Writers are always vulnerable. It’s part of our job, to put parts of ourselves on display, to expose our inner workings. That’s especially true in the early stages of a project, when it’s this half-formed lump with odd protrusions and a rocky second act. With revisions for All the Ugly and Wonderful Things turned in, it’s time to decide what book I want to work on next. What thing to be vulnerable to.
If you read my blog much, you’ll have seen my occasional flirtation with Teaser Tuesday. You’ll have seen just how many random things are hiding in my writing files. So when the topic turned to what I should write next, I opened up the file and took a long, hard look. Then I closed it really fast and went out for a drink.
Later, with my resolve fortified through the consumption of alcohol, I came back and started sorting through all my ideas, drafts, and story parts and pieces.
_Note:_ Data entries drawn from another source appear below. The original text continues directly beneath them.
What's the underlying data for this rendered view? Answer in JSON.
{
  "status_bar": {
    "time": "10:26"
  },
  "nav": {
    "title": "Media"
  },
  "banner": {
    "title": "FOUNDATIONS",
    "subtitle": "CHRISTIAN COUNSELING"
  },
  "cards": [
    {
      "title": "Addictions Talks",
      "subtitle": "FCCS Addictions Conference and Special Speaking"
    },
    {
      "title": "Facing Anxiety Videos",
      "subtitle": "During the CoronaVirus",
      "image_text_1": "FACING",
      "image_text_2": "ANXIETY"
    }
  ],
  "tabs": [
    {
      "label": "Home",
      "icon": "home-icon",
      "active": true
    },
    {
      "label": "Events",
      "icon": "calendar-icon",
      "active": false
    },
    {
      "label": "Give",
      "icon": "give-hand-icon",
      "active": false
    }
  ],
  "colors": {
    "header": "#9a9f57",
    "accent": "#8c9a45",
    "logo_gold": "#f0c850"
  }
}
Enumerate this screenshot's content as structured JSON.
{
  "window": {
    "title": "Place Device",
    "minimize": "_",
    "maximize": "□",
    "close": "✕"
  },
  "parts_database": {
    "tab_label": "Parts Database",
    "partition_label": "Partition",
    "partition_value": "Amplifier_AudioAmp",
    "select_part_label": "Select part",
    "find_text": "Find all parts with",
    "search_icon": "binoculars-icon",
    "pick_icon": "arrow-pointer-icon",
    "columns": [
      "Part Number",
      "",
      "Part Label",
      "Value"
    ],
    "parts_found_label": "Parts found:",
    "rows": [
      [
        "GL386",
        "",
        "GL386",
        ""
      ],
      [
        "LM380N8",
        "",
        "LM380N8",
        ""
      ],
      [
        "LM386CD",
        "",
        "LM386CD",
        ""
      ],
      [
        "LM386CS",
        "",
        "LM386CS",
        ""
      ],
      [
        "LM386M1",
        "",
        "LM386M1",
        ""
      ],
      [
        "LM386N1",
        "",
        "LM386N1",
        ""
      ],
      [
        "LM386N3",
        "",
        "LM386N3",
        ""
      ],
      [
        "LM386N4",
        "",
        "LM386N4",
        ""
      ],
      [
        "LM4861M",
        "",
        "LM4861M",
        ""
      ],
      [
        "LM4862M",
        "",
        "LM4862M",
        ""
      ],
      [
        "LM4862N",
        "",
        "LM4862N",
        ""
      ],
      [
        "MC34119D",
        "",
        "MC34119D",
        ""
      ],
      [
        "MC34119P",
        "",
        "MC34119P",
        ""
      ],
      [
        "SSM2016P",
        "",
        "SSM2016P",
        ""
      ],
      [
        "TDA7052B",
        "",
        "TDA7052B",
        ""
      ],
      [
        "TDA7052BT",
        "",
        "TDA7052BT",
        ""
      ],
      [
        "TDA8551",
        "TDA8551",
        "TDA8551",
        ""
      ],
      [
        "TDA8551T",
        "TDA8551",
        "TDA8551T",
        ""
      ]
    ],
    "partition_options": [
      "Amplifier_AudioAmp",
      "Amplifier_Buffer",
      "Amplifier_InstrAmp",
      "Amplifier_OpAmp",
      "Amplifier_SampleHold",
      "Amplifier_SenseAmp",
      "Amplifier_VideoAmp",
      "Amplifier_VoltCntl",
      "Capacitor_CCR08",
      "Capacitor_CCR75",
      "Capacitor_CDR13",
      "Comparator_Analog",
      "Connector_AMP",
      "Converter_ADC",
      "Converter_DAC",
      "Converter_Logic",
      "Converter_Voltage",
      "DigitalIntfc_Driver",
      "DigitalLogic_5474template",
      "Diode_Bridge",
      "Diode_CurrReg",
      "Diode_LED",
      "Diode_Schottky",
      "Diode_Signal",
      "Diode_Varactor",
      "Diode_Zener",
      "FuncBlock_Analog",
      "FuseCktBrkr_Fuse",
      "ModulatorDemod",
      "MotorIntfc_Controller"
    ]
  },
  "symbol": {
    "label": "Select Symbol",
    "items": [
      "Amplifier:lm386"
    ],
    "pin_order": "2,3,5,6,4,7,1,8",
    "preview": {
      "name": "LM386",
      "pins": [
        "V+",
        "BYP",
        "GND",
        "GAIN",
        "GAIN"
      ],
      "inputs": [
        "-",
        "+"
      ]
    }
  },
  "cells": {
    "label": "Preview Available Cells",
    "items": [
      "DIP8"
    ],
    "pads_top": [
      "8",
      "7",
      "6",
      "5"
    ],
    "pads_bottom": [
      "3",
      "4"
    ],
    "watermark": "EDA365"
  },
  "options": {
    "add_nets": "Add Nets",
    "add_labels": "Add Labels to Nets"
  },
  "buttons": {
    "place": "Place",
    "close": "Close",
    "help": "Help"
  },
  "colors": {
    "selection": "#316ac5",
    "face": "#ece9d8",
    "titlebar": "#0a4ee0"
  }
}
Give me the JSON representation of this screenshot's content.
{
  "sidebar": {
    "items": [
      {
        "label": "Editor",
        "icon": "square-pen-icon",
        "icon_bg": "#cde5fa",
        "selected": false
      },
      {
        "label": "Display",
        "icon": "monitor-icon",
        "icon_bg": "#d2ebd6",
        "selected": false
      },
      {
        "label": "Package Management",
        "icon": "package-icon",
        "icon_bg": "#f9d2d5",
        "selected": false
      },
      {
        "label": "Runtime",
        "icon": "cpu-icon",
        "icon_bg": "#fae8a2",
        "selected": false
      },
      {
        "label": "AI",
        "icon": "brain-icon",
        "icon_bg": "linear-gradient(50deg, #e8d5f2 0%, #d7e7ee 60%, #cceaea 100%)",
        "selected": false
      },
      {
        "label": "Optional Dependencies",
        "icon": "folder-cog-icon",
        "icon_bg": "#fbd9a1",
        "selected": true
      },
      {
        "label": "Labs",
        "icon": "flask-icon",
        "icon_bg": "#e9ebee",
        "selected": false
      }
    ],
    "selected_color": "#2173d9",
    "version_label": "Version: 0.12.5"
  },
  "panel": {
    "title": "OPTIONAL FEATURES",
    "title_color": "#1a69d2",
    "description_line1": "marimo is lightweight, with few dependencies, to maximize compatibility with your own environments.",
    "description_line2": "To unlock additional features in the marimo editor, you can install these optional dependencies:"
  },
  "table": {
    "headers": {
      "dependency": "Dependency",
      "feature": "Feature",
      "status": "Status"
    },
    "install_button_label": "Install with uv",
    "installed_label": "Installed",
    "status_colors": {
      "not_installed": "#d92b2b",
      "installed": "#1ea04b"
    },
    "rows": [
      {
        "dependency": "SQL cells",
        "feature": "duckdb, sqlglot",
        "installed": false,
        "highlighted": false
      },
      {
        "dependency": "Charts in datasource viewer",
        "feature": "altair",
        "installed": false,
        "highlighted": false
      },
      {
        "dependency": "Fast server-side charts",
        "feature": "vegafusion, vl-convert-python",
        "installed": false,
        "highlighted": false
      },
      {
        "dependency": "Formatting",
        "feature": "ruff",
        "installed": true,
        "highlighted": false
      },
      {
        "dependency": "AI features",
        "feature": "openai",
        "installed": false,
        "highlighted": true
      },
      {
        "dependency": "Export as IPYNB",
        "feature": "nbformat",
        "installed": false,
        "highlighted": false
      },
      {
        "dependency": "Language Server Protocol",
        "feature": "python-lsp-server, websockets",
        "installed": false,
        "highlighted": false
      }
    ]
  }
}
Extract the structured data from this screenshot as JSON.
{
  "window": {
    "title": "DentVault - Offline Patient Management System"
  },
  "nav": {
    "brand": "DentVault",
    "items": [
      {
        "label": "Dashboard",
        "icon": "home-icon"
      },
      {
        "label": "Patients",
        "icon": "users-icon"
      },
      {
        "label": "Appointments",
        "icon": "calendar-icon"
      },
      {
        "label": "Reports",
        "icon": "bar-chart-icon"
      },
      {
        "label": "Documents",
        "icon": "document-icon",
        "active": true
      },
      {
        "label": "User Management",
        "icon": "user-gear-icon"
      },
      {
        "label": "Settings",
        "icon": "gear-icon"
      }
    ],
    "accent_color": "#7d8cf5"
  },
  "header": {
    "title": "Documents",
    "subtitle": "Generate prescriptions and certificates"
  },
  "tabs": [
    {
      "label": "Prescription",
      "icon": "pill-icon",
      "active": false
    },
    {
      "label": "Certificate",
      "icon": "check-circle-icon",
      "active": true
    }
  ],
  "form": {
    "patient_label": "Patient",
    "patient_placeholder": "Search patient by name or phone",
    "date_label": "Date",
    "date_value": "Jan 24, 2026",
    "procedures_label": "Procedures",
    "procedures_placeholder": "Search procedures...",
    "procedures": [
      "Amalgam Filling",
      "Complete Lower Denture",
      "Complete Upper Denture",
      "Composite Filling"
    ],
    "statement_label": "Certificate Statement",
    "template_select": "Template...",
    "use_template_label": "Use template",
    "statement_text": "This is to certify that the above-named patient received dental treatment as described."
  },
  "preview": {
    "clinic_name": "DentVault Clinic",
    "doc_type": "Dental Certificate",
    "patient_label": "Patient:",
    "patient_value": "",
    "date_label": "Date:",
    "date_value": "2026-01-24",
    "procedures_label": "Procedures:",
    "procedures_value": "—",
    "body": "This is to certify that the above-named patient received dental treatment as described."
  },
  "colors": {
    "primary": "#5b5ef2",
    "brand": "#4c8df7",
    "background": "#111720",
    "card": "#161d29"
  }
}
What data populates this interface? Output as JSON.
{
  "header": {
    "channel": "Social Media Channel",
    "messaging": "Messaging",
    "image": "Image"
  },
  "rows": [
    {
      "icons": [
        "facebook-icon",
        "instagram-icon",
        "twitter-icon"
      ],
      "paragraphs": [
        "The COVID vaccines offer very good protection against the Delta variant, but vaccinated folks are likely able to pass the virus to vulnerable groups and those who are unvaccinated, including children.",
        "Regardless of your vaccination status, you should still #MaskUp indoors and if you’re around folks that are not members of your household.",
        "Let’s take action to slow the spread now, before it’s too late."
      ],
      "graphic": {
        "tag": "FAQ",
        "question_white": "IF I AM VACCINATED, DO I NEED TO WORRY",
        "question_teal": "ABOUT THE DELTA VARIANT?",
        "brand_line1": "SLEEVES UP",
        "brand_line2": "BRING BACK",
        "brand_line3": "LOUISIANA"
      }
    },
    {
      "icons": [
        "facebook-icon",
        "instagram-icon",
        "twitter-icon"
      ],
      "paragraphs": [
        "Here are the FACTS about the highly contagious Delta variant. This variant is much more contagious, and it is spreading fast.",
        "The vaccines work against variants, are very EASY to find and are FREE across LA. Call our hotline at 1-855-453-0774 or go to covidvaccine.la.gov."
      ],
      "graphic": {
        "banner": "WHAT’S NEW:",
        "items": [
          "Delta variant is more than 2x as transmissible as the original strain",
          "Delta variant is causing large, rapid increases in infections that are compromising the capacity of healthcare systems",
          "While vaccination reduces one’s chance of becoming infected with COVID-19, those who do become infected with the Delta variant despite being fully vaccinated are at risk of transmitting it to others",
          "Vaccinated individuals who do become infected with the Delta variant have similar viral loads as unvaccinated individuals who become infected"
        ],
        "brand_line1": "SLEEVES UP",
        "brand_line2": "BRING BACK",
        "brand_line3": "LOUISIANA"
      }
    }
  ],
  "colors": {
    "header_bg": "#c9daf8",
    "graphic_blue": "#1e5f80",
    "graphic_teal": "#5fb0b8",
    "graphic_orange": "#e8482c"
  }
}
The more I sorted the more I was reminded of a windfall I received last year. A good friend of mine gifted me with several gallon Ziploc bags full of estate sale jewelry. How this came into her possession, I’m not at liberty to say, but she sent it to me with instructions to take anything I wanted and discreetly dispose of the rest.
Of course, the bags mostly contained broken strands of plastic beads, tarnished chains, chipped enamel brooches from the 1970s, and mateless earrings missing rhinestones. The usual junk that gets left behind after someone dies and their heirs have already gone through to pick out anything valuable.
In addition to the junk, however, I found a 14k gold ring set with amethyst and peridot, a string of old Czech glass beads that only needed a new clasp, a clever bracelet made of pesos strung together with wire, and the lovely Indian woven silver necklace I’m wearing in my official author photo.
Sorting through my writing files was like being presented with a giant plastic bag of cast off jewelry and being told, “In this bag of junk there are two pieces of treasure. Your task: find the treasure.” I pulled out things that seemed promising, as well as some things that were intriguing, and here and there a few things that feel like treasure to me. I sent them off to my agent to see if my idea of treasure and her idea of treasure match up.
It was scary, but liberating. I’ve never shown anyone the depth and breadth of my writing files. When I hit send, I felt like an inmate in an asylum, with all my crazy ideas heaped up around me on random bits of paper, but I also felt like a dragon, reclining upon my glittering hoard of ill-gotten chalices, swords, and crowns.
The good news is that on several points, my idea of treasure and my agent’s idea of treasure are similar. Out of the seventeen things I sent her, we found three that we both thought looked like projects my time would be well spent on. Of course, the down side to having made this decision is that I have to stop frittering around, and get to work.